Redkey

joined 2 years ago
[–] Redkey@programming.dev 5 points 5 days ago

The woman in the article's main picture is Japanese pop singer Hikaru Utada, although it's probably just a little joke. I couldn't find a connection between her and the naming of the Hikaru arcade board.

However, Sega's Chihiro board was apparently named after the Studio Ghibli character, and I suspect that another Sega arcade system, the Lindbergh, was more likely named after the popular Japanese rock band rather than directly after the American aviator. Hikaru Utada had just started to become successful around the time the Hikaru board was released, so it's possible, although Hikaru isn't a particularly uncommon name in Japan.

[–] Redkey@programming.dev 12 points 3 weeks ago (2 children)

I don't buy AAA games, so YMMV, but I buy my games almost exclusively from GOG and Itch these days. I have loads of games on Steam, but now the DRM-free aspect is most important to me. If something is only on Steam, I may still buy it if I can confirm that it's "DRM-free" (e.g. bypassable Steam check) there, or if it's so cheap that I won't mind losing it. As honest as GabeN and the Steam team seem to be, I've been shafted enough times already.

The one drawback I see for buying on GOG vs buying on Steam (which can also be kind of an advantage depending on your perspective) is updates. Steam seems to let publishers push updates out whenever they want. While a few publishers do actually seem to forget about GOG, I have read comments from a few different developers (in response to complaints from customers) that they had sent their updates to GOG but were stuck in an approval process. It appears that the GOG team manually tests every update before putting it up for customers, and there's a large backlog for a small team, so it can be several months before a patch gets through.

[–] Redkey@programming.dev 2 points 3 weeks ago* (last edited 3 weeks ago) (2 children)

"rd" and "rmdir" only work on empty directories in MS-DOS (and I assume, by extension, in Windows shell). "deltree" is for nuking a complete tree including files, as the name suggests.

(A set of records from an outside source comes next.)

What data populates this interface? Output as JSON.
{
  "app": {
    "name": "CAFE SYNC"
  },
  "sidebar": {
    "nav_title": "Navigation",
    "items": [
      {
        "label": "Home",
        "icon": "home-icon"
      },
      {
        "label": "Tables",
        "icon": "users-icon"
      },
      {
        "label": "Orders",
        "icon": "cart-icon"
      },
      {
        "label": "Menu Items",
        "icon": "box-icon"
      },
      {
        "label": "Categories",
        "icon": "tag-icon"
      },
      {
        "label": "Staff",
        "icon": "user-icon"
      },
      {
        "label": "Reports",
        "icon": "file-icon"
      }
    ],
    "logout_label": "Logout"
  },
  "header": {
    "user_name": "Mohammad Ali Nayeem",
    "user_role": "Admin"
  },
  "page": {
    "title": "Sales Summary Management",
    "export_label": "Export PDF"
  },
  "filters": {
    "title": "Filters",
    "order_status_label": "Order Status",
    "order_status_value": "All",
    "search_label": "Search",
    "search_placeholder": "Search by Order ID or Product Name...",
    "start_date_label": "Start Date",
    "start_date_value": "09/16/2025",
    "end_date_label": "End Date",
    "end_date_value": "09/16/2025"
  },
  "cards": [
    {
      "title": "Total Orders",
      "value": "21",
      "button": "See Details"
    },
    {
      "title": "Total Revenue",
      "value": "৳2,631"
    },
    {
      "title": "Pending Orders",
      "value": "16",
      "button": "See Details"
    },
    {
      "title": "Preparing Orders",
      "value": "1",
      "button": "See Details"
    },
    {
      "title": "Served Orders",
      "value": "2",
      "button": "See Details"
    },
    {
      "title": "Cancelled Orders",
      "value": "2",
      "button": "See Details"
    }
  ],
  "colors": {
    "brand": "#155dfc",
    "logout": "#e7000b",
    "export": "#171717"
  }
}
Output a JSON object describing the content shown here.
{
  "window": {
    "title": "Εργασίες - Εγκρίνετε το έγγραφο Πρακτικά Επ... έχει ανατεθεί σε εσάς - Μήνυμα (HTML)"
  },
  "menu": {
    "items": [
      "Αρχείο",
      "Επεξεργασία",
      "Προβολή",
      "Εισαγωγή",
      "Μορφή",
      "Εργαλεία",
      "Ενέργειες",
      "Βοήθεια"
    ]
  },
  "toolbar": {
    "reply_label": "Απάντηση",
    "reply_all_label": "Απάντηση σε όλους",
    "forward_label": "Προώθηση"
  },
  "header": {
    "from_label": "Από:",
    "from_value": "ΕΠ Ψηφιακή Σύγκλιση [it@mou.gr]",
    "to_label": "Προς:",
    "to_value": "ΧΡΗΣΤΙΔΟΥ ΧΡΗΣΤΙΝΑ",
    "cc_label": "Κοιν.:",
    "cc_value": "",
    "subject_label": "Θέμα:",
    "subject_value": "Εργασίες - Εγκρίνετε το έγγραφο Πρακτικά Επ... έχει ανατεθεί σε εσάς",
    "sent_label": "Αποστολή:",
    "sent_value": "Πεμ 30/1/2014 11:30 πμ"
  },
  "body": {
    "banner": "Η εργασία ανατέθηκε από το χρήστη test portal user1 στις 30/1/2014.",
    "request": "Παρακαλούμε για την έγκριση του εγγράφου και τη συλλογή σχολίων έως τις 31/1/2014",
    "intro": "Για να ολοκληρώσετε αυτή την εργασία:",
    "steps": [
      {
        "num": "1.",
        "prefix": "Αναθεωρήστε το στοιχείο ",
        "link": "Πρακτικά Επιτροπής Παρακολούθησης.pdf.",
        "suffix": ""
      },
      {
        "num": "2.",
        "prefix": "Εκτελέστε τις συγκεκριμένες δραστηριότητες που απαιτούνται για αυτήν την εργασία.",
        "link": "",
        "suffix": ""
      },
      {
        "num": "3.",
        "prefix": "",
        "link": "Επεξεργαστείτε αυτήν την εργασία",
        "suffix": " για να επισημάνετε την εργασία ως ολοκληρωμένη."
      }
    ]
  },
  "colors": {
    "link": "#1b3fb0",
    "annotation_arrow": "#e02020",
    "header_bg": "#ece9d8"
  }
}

[–] Redkey@programming.dev 58 points 1 month ago (2 children)

JS has saved me many hours of mind-numbing, error-prone manual keyboard work by giving me a way to hack together a simple bit of automation as a web page.

Even when a computer has been ham-fistedly locked-down by an overzealous IT department, I can almost always still access a text editor and a browser that will load local HTML files.

[–] Redkey@programming.dev 4 points 1 month ago

Also over on itch for pay-what-you-want, with extras.

[–] Redkey@programming.dev 7 points 1 month ago (1 children)

Many 8-bit home computer emulators have an option to recreate the sounds of their tape drives and disk drives as they load software. But are there any Dreamcast emulators that recreate that unholy screeching that made you wonder if your console was somehow already on its last legs even though it was still nearly new?

I wouldn't want to hear it the whole time, but for the first major load of a game it might be pleasantly nostalgic.

[–] Redkey@programming.dev 12 points 1 month ago (1 children)

When you use any piece of Internet-enabled software, any and all data that passes through it can theoretically be copied and siphoned off back to the authors of the software.

Should they do it? No. Can they do it? Yes.

Does Mozilla do it? They say they don't, and I'm inclined to trust them. Do other major browsers do it? Absolutely.

As regards your physical location, geoIP databases can get pretty close these days.

[–] Redkey@programming.dev 17 points 1 month ago

There are all sorts of licensing shenanigans when dealing with HDMI, so I wonder if it's compatible with their open source policy. But personally I'd have put a VGA output on it as a compromise between period correctness and modern usage. Easy to output as analog from the console, and easy to convert cleanly for modern displays with inexpensive adapters.

[–] Redkey@programming.dev 2 points 2 months ago

Nah, you're cool. I know my system's old, but as you say there's still plenty of life in it, so I'll keep it for now. Especially since I stick entirely to indie games these days.

But actually, I'm keeping an eye on auctions for something just a few years newer. Games that require AVX2 extensions are finally starting to come out, and my CPU doesn't support them. Even with indie games, most of them use third-party engines, so it might not be too much longer before it's an issue even for me.

[–] Redkey@programming.dev 19 points 2 months ago (3 children)

Heh, TFW someone describes "resurrecting" a "low-spec" machine, and others talk about how old and out of date it is, and it's roughly equivalent to your main gaming PC.

[–] Redkey@programming.dev 19 points 2 months ago (2 children)

How many techie types have had someone come to them and say something like "Hey, you know tech thing XYZ? You know how it sucks? Well I've got a great idea: make a BETTER one! So what do you say? You whip it up in an afternoon, I'll handle marketing, and we'll be rich!"

Like they really thought that the issue is just that no-one can see the flaws. They thought that the fix is super easy and they're just the first person clever enough to see it.

[–] Redkey@programming.dev 3 points 2 months ago

Not to take away from your very good point, but I think the word you might be looking for is "eqivalence".